I do have one other issue with the book, which really sort of extends to the entire series as a whole. For this, I’m going to have to explain what I like to call the ‘Shane Black Filter’ Even if you don’t recognise his name, you will know his work, which includes Lethal Weapon, Iron Man 3, Kiss Kiss Bang Bang and The Nice Guys. All of these titles are showcases for snappy, comedic dialogue, punchy action and fairly multilayered plots for films of their genre. I have a deep-seated affection for many of these works – no lie, I love myself some cheesy 80’s style movie action – but as I’ve gotten older, I have had to adjust slightly in order to enjoy them.
You’ve probably guessed the issue already: it’s a boys-in-locker-room attitude that comes as part of the package. The one that sometimes makes you want to put your head in your hands and just groan. (The opening scene in The Nice Guys is just so emblematic of this: of course it had to be arms, legs and tits akimbo, didn’t it?) I don’t love it, but I can’t reasonably divorce it from everything else. And I really enjoy everything else! So I just decide to ‘filter out’ anything that would otherwise make me roll my eyes, and let myself enjoy the rest of the work.
I see a lot of similarities between the best of Black’s works and the Dresden series. When it comes to the action and the humour, this is a flattering comparison. But it’s also acknowledging that they share a common, slightly grating flaw.
And the reason this is being brought up now is that while Harry’s ‘chivalrous pervert’ attitudes have been tempered slightly in later books compared to the start of the series, they’re absolutely back full bore in Peace Talks. And we can’t wave it away with an ‘Oh no, that’s just Harry’s Winter Knight’s Mantle talking! Down boy, down!’, because it’s not just him this time around either*. There are points in the book where I just had to shake my head a bit and think ‘Jim. Mate. Maaaate, just how fvcking horny were you when you put that one down on paper? Bit wish fulfil-y, yeah?’
Ah well, I understand its part of the package; I chose what I read, the filter is my responsibility.

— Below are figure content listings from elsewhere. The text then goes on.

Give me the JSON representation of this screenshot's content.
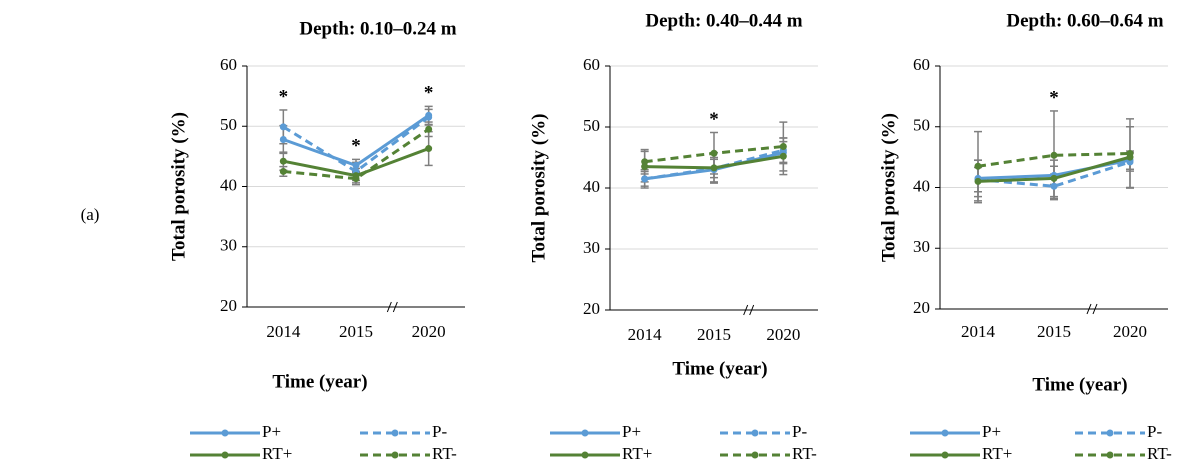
{
  "panel_label": "(a)",
  "chart_data": [
    {
      "type": "line",
      "title": "Depth: 0.10–0.24 m",
      "x_label": "Time (year)",
      "y_label": "Total porosity (%)",
      "categories": [
        "2014",
        "2015",
        "2020"
      ],
      "significance": [
        "*",
        "*",
        "*"
      ],
      "ylim": [
        20,
        60
      ],
      "yticks": [
        20,
        30,
        40,
        50,
        60
      ],
      "grid": true,
      "series": [
        {
          "name": "P+",
          "color": "#5b9bd5",
          "dashed": false,
          "values": [
            47.8,
            43.5,
            51.8
          ],
          "errors": [
            2.3,
            1.0,
            1.5
          ]
        },
        {
          "name": "P-",
          "color": "#5b9bd5",
          "dashed": true,
          "values": [
            49.9,
            42.5,
            51.5
          ],
          "errors": [
            2.8,
            1.5,
            1.3
          ]
        },
        {
          "name": "RT+",
          "color": "#548235",
          "dashed": false,
          "values": [
            44.2,
            41.8,
            46.3
          ],
          "errors": [
            1.5,
            1.2,
            2.8
          ]
        },
        {
          "name": "RT-",
          "color": "#548235",
          "dashed": true,
          "values": [
            42.5,
            41.3,
            49.5
          ],
          "errors": [
            0.8,
            1.0,
            1.2
          ]
        }
      ]
    },
    {
      "type": "line",
      "title": "Depth: 0.40–0.44 m",
      "x_label": "Time (year)",
      "y_label": "Total porosity (%)",
      "categories": [
        "2014",
        "2015",
        "2020"
      ],
      "significance": [
        null,
        "*",
        null
      ],
      "ylim": [
        20,
        60
      ],
      "yticks": [
        20,
        30,
        40,
        50,
        60
      ],
      "grid": true,
      "series": [
        {
          "name": "P+",
          "color": "#5b9bd5",
          "dashed": false,
          "values": [
            41.5,
            43.0,
            45.8
          ],
          "errors": [
            1.5,
            2.0,
            1.8
          ]
        },
        {
          "name": "P-",
          "color": "#5b9bd5",
          "dashed": true,
          "values": [
            41.5,
            43.2,
            46.2
          ],
          "errors": [
            1.2,
            1.5,
            2.0
          ]
        },
        {
          "name": "RT+",
          "color": "#548235",
          "dashed": false,
          "values": [
            43.5,
            43.3,
            45.2
          ],
          "errors": [
            2.5,
            2.5,
            3.0
          ]
        },
        {
          "name": "RT-",
          "color": "#548235",
          "dashed": true,
          "values": [
            44.3,
            45.7,
            46.8
          ],
          "errors": [
            2.0,
            3.4,
            4.0
          ]
        }
      ]
    },
    {
      "type": "line",
      "title": "Depth: 0.60–0.64 m",
      "x_label": "Time (year)",
      "y_label": "Total porosity (%)",
      "categories": [
        "2014",
        "2015",
        "2020"
      ],
      "significance": [
        null,
        "*",
        null
      ],
      "ylim": [
        20,
        60
      ],
      "yticks": [
        20,
        30,
        40,
        50,
        60
      ],
      "grid": true,
      "series": [
        {
          "name": "P+",
          "color": "#5b9bd5",
          "dashed": false,
          "values": [
            41.5,
            42.0,
            44.5
          ],
          "errors": [
            3.0,
            1.5,
            1.5
          ]
        },
        {
          "name": "P-",
          "color": "#5b9bd5",
          "dashed": true,
          "values": [
            41.3,
            40.2,
            44.2
          ],
          "errors": [
            2.0,
            2.0,
            1.5
          ]
        },
        {
          "name": "RT+",
          "color": "#548235",
          "dashed": false,
          "values": [
            41.0,
            41.5,
            45.0
          ],
          "errors": [
            3.5,
            3.0,
            5.0
          ]
        },
        {
          "name": "RT-",
          "color": "#548235",
          "dashed": true,
          "values": [
            43.5,
            45.3,
            45.6
          ],
          "errors": [
            5.7,
            7.3,
            5.7
          ]
        }
      ]
    }
  ]
}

But for the other Dresden files fans? Peace Talks is a solid and entertaining instalment in the series, and I recommend you pick it up. The decision whether or not to do that now, or wait until the end of the month, however, is entirely up to you. I have left the book unrated at this point – but I suspect I’ll come back with a final judgement in a few weeks.
But the cliffhanger? It’s a doozy.
For Bingo, this is going under ‘Violet’ for the cover. This is based entirely on my judgement – I’m not breaking out the Pantone cards to justify it!